Should these print error messages of some kind? I mean I realize most of dwarfdump is pretty relaxed about error handling, so perhaps it doesn't make much sense to add more just here - but worth a thought.

test/DebugInfo/dwarfdump-str-offsets.test
57–67 ↗(On Diff #100144)

Reckon it'd be worth printing the strings that these offsets refer to here? (since the strings are indirected and printed in the debug_info (which has to go through this table and then on to the strings table) it seems weird to have them missing here, maybe?

This revision is now accepted and ready to land.May 29 2017, 4:11 PM
wolfgangp updated this revision to Diff 101241.Jun 2 2017, 11:14 AM
wolfgangp marked an inline comment as done.

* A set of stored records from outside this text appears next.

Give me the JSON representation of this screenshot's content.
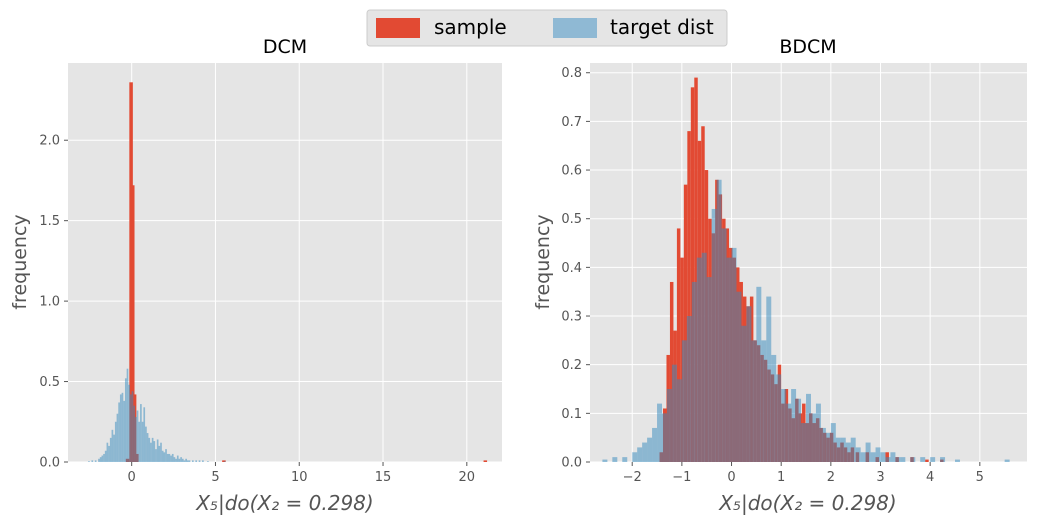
{
  "legend": {
    "placement": "top-center",
    "entries": [
      {
        "label": "sample",
        "color": "#e24a33"
      },
      {
        "label": "target dist",
        "color": "#348abd"
      }
    ]
  },
  "style": {
    "panel_background": "#e5e5e5",
    "grid_color": "#ffffff",
    "sample_color": "#e24a33",
    "target_color": "#348abd",
    "target_alpha": 0.5
  },
  "chart_data": [
    {
      "type": "bar",
      "title": "DCM",
      "xlabel": "X₅|do(X₂ = 0.298)",
      "ylabel": "frequency",
      "xlim": [
        -3.8,
        22.1
      ],
      "ylim": [
        0,
        2.48
      ],
      "xticks": [
        0,
        5,
        10,
        15,
        20
      ],
      "xtick_labels": [
        "0",
        "5",
        "10",
        "15",
        "20"
      ],
      "yticks": [
        0.0,
        0.5,
        1.0,
        1.5,
        2.0
      ],
      "ytick_labels": [
        "0.0",
        "0.5",
        "1.0",
        "1.5",
        "2.0"
      ],
      "grid": true,
      "series": [
        {
          "name": "sample",
          "bin_width": 0.21,
          "bins": [
            [
              -0.35,
              0.02
            ],
            [
              -0.14,
              2.36
            ],
            [
              -0.04,
              1.72
            ],
            [
              0.07,
              0.42
            ],
            [
              0.2,
              0.05
            ],
            [
              5.4,
              0.01
            ],
            [
              21.0,
              0.01
            ]
          ]
        },
        {
          "name": "target dist",
          "bin_width": 0.1,
          "bins": [
            [
              -2.6,
              0.005
            ],
            [
              -2.4,
              0.01
            ],
            [
              -2.2,
              0.01
            ],
            [
              -2.0,
              0.02
            ],
            [
              -1.9,
              0.03
            ],
            [
              -1.8,
              0.04
            ],
            [
              -1.7,
              0.05
            ],
            [
              -1.6,
              0.07
            ],
            [
              -1.5,
              0.12
            ],
            [
              -1.4,
              0.1
            ],
            [
              -1.3,
              0.15
            ],
            [
              -1.2,
              0.2
            ],
            [
              -1.1,
              0.17
            ],
            [
              -1.0,
              0.25
            ],
            [
              -0.9,
              0.3
            ],
            [
              -0.8,
              0.37
            ],
            [
              -0.7,
              0.42
            ],
            [
              -0.6,
              0.43
            ],
            [
              -0.5,
              0.38
            ],
            [
              -0.4,
              0.52
            ],
            [
              -0.3,
              0.58
            ],
            [
              -0.2,
              0.48
            ],
            [
              -0.1,
              0.42
            ],
            [
              0.0,
              0.44
            ],
            [
              0.1,
              0.35
            ],
            [
              0.2,
              0.28
            ],
            [
              0.3,
              0.32
            ],
            [
              0.4,
              0.25
            ],
            [
              0.5,
              0.36
            ],
            [
              0.6,
              0.25
            ],
            [
              0.7,
              0.34
            ],
            [
              0.8,
              0.22
            ],
            [
              0.9,
              0.18
            ],
            [
              1.0,
              0.15
            ],
            [
              1.1,
              0.12
            ],
            [
              1.2,
              0.15
            ],
            [
              1.3,
              0.13
            ],
            [
              1.4,
              0.08
            ],
            [
              1.5,
              0.14
            ],
            [
              1.6,
              0.1
            ],
            [
              1.7,
              0.12
            ],
            [
              1.8,
              0.07
            ],
            [
              1.9,
              0.06
            ],
            [
              2.0,
              0.08
            ],
            [
              2.1,
              0.05
            ],
            [
              2.2,
              0.05
            ],
            [
              2.3,
              0.04
            ],
            [
              2.4,
              0.05
            ],
            [
              2.5,
              0.03
            ],
            [
              2.6,
              0.02
            ],
            [
              2.7,
              0.04
            ],
            [
              2.8,
              0.02
            ],
            [
              2.9,
              0.03
            ],
            [
              3.0,
              0.02
            ],
            [
              3.1,
              0.01
            ],
            [
              3.2,
              0.02
            ],
            [
              3.3,
              0.01
            ],
            [
              3.4,
              0.01
            ],
            [
              3.6,
              0.01
            ],
            [
              3.8,
              0.01
            ],
            [
              4.0,
              0.01
            ],
            [
              4.2,
              0.01
            ],
            [
              4.5,
              0.005
            ],
            [
              5.5,
              0.005
            ]
          ]
        }
      ]
    },
    {
      "type": "bar",
      "title": "BDCM",
      "xlabel": "X₅|do(X₂ = 0.298)",
      "ylabel": "frequency",
      "xlim": [
        -2.85,
        5.95
      ],
      "ylim": [
        0,
        0.82
      ],
      "xticks": [
        -2,
        -1,
        0,
        1,
        2,
        3,
        4,
        5
      ],
      "xtick_labels": [
        "−2",
        "−1",
        "0",
        "1",
        "2",
        "3",
        "4",
        "5"
      ],
      "yticks": [
        0.0,
        0.1,
        0.2,
        0.3,
        0.4,
        0.5,
        0.6,
        0.7,
        0.8
      ],
      "ytick_labels": [
        "0.0",
        "0.1",
        "0.2",
        "0.3",
        "0.4",
        "0.5",
        "0.6",
        "0.7",
        "0.8"
      ],
      "grid": true,
      "series": [
        {
          "name": "sample",
          "bin_width": 0.07,
          "bins": [
            [
              -1.45,
              0.02
            ],
            [
              -1.38,
              0.11
            ],
            [
              -1.31,
              0.22
            ],
            [
              -1.24,
              0.37
            ],
            [
              -1.17,
              0.27
            ],
            [
              -1.1,
              0.48
            ],
            [
              -1.03,
              0.42
            ],
            [
              -0.96,
              0.57
            ],
            [
              -0.89,
              0.68
            ],
            [
              -0.82,
              0.77
            ],
            [
              -0.75,
              0.79
            ],
            [
              -0.68,
              0.66
            ],
            [
              -0.61,
              0.69
            ],
            [
              -0.54,
              0.6
            ],
            [
              -0.47,
              0.5
            ],
            [
              -0.4,
              0.47
            ],
            [
              -0.33,
              0.58
            ],
            [
              -0.26,
              0.55
            ],
            [
              -0.19,
              0.5
            ],
            [
              -0.12,
              0.48
            ],
            [
              -0.05,
              0.44
            ],
            [
              0.02,
              0.42
            ],
            [
              0.09,
              0.4
            ],
            [
              0.16,
              0.37
            ],
            [
              0.23,
              0.34
            ],
            [
              0.3,
              0.32
            ],
            [
              0.37,
              0.34
            ],
            [
              0.44,
              0.25
            ],
            [
              0.51,
              0.24
            ],
            [
              0.58,
              0.22
            ],
            [
              0.65,
              0.21
            ],
            [
              0.72,
              0.19
            ],
            [
              0.79,
              0.18
            ],
            [
              0.86,
              0.16
            ],
            [
              0.93,
              0.2
            ],
            [
              1.0,
              0.12
            ],
            [
              1.07,
              0.15
            ],
            [
              1.14,
              0.11
            ],
            [
              1.21,
              0.09
            ],
            [
              1.28,
              0.13
            ],
            [
              1.35,
              0.1
            ],
            [
              1.42,
              0.12
            ],
            [
              1.49,
              0.08
            ],
            [
              1.56,
              0.1
            ],
            [
              1.63,
              0.08
            ],
            [
              1.7,
              0.09
            ],
            [
              1.77,
              0.07
            ],
            [
              1.84,
              0.06
            ],
            [
              1.91,
              0.05
            ],
            [
              1.98,
              0.06
            ],
            [
              2.05,
              0.04
            ],
            [
              2.12,
              0.03
            ],
            [
              2.19,
              0.04
            ],
            [
              2.26,
              0.03
            ],
            [
              2.33,
              0.02
            ],
            [
              2.4,
              0.03
            ],
            [
              2.5,
              0.02
            ],
            [
              2.7,
              0.02
            ],
            [
              2.9,
              0.01
            ],
            [
              3.1,
              0.02
            ],
            [
              3.3,
              0.01
            ],
            [
              3.6,
              0.01
            ],
            [
              3.9,
              0.005
            ],
            [
              4.2,
              0.005
            ]
          ]
        },
        {
          "name": "target dist",
          "bin_width": 0.1,
          "bins": [
            [
              -2.6,
              0.005
            ],
            [
              -2.4,
              0.01
            ],
            [
              -2.2,
              0.01
            ],
            [
              -2.0,
              0.02
            ],
            [
              -1.9,
              0.03
            ],
            [
              -1.8,
              0.04
            ],
            [
              -1.7,
              0.05
            ],
            [
              -1.6,
              0.07
            ],
            [
              -1.5,
              0.12
            ],
            [
              -1.4,
              0.1
            ],
            [
              -1.3,
              0.15
            ],
            [
              -1.2,
              0.2
            ],
            [
              -1.1,
              0.17
            ],
            [
              -1.0,
              0.25
            ],
            [
              -0.9,
              0.3
            ],
            [
              -0.8,
              0.37
            ],
            [
              -0.7,
              0.42
            ],
            [
              -0.6,
              0.43
            ],
            [
              -0.5,
              0.38
            ],
            [
              -0.4,
              0.52
            ],
            [
              -0.3,
              0.58
            ],
            [
              -0.2,
              0.48
            ],
            [
              -0.1,
              0.42
            ],
            [
              0.0,
              0.44
            ],
            [
              0.1,
              0.35
            ],
            [
              0.2,
              0.28
            ],
            [
              0.3,
              0.32
            ],
            [
              0.4,
              0.25
            ],
            [
              0.5,
              0.36
            ],
            [
              0.6,
              0.25
            ],
            [
              0.7,
              0.34
            ],
            [
              0.8,
              0.22
            ],
            [
              0.9,
              0.18
            ],
            [
              1.0,
              0.15
            ],
            [
              1.1,
              0.12
            ],
            [
              1.2,
              0.15
            ],
            [
              1.3,
              0.13
            ],
            [
              1.4,
              0.08
            ],
            [
              1.5,
              0.14
            ],
            [
              1.6,
              0.1
            ],
            [
              1.7,
              0.12
            ],
            [
              1.8,
              0.07
            ],
            [
              1.9,
              0.06
            ],
            [
              2.0,
              0.08
            ],
            [
              2.1,
              0.05
            ],
            [
              2.2,
              0.05
            ],
            [
              2.3,
              0.04
            ],
            [
              2.4,
              0.05
            ],
            [
              2.5,
              0.03
            ],
            [
              2.6,
              0.02
            ],
            [
              2.7,
              0.04
            ],
            [
              2.8,
              0.02
            ],
            [
              2.9,
              0.03
            ],
            [
              3.0,
              0.02
            ],
            [
              3.1,
              0.01
            ],
            [
              3.2,
              0.02
            ],
            [
              3.3,
              0.01
            ],
            [
              3.4,
              0.01
            ],
            [
              3.6,
              0.01
            ],
            [
              3.8,
              0.01
            ],
            [
              4.0,
              0.01
            ],
            [
              4.2,
              0.01
            ],
            [
              4.5,
              0.005
            ],
            [
              5.5,
              0.005
            ]
          ]
        }
      ]
    }
  ]
}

The patch has been accepted but in order to address the last review comments some non-trivial changes were necessary, so it probably needs another look.

  1. error messages will now be emitted when we find invalid contributions to the string offsets table. One test has been added to address the case where we encounter a degenerate .debug_str_offsets section (without a v5 unit present).
  1. Per Dave's suggestion the routines dumping the string offsets table have been reorganized a bit, so now the main dump routine for DWARFContext looks cleaner. Dumping a DWARF v5 string offsets table keys off whether we find a unit with version 5 or greater. Otherwise we dump a monolithic table. That means that the *invalid* tests had to be enhanced a bit to contain at least a rudimentary v5 compile unit.
  1. Dumping the string offsets table now also displays the strings, so the respective test has been updated.
wolfgangp marked 5 inline comments as done.Jun 2 2017, 11:16 AM
wolfgangp added inline comments.
test/DebugInfo/dwarfdump-str-offsets.test
57–67 ↗(On Diff #100144)

I agree. I wasn't sure if somebody who is exclusively looking at the string offsets table would really be interested but there is no reason not to have the strings there as well.

dblaikie accepted this revision.Jun 5 2017, 2:37 PM

Oops, forgot to say anything in my approval so it didn't send mail to the list.

Looks good - please submit. :)

This revision was automatically updated to reflect the committed changes.
wolfgangp marked an inline comment as done.